I sensed that our time was almost up and signaled to the waiter, who brought the chit, and I asserted the authority of the living by putting my platinum American Express card in the fake-leather pocket designed to receive it.
“I remember that poem,” I said. “But you have to believe me when I tell you that there’s lots of trouble down here. People more naturally cheerful than I am are losing sleep.”
The waiter came back, and I added the 20 percent tip, signed, and put my card back in my wallet.
“I don’t know if this will shed any light,” he said, “but they’ve closed purgatory. Freed up a lot of space, which we are in need of, especially if they decide dogs have souls. It’s going to be so crowded, nobody will be able to lie down.”
“But why don’t you need purgatory anymore? Wasn’t that mostly a Catholic thing?”
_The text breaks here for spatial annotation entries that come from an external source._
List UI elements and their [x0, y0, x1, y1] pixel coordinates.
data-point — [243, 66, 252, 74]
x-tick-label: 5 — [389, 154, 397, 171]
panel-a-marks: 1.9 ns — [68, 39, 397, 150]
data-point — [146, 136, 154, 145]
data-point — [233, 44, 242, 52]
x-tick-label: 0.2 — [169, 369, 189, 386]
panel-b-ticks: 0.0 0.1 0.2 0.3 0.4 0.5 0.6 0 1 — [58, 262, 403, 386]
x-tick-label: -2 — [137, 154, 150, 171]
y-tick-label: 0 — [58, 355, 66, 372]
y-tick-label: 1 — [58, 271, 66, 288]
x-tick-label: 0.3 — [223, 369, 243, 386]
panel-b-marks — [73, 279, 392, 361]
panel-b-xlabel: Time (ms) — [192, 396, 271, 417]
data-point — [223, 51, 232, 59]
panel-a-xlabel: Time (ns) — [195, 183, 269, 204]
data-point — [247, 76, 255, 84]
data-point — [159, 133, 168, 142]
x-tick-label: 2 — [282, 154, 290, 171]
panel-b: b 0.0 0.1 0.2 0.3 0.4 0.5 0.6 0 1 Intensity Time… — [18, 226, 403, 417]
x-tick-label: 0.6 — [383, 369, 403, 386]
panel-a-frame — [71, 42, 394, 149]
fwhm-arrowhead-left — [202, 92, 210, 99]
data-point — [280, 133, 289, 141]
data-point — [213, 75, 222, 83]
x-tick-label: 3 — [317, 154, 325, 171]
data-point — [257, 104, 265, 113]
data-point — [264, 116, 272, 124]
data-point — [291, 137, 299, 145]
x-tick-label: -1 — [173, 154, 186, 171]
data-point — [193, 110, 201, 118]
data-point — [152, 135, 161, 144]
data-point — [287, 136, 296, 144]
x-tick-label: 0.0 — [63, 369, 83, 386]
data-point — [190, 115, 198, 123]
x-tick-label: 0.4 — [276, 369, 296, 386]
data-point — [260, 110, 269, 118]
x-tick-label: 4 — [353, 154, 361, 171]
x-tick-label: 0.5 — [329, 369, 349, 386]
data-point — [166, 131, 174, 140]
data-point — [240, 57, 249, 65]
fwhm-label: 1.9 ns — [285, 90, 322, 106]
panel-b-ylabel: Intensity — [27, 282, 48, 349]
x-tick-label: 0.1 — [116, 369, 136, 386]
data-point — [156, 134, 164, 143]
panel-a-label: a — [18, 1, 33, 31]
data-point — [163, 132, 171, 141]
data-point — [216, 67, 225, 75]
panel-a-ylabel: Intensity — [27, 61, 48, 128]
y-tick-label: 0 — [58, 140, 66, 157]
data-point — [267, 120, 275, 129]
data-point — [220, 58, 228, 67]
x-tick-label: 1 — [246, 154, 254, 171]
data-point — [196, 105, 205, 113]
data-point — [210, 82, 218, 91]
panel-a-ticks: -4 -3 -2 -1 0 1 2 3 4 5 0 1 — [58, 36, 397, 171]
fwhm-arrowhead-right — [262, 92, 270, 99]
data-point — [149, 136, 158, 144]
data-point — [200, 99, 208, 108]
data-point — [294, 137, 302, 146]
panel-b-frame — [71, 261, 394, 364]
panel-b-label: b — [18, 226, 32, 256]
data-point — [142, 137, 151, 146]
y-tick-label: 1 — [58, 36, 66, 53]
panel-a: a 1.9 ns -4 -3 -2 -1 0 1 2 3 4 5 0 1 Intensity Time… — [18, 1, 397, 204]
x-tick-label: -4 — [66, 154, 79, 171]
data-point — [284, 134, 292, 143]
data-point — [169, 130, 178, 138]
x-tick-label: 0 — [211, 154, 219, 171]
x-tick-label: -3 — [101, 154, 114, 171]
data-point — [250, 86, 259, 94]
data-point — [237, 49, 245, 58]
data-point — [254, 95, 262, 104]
“It was,” he said. “But they found that the time spent watching the TV news was painful enough, and in just the right way. They found that when they came up with a soul that owed time in purgatory, he or she had already suffered eons in front of the screen.”
“Interesting,” I said.
“So that’s my answer,” he said. “If you think the world is going to end, then turn off the television.”
“So, I should tell my friends that if they turn off the TV, the world won’t end?”
He pulled out his chair, stood, and grinned. “The world might end. I don’t know. I went to heaven, not to Delphi. What I do know, though, is that if you turn off the TV, you’ll have a better time until it does end. Which is enough, don’t you think?”
“I guess,” I said.
By now, we were standing in the street, about to part.
He shrugged and beamed. “We should do this again soon,” he said. “I’ve really missed the lobster Cantonese.”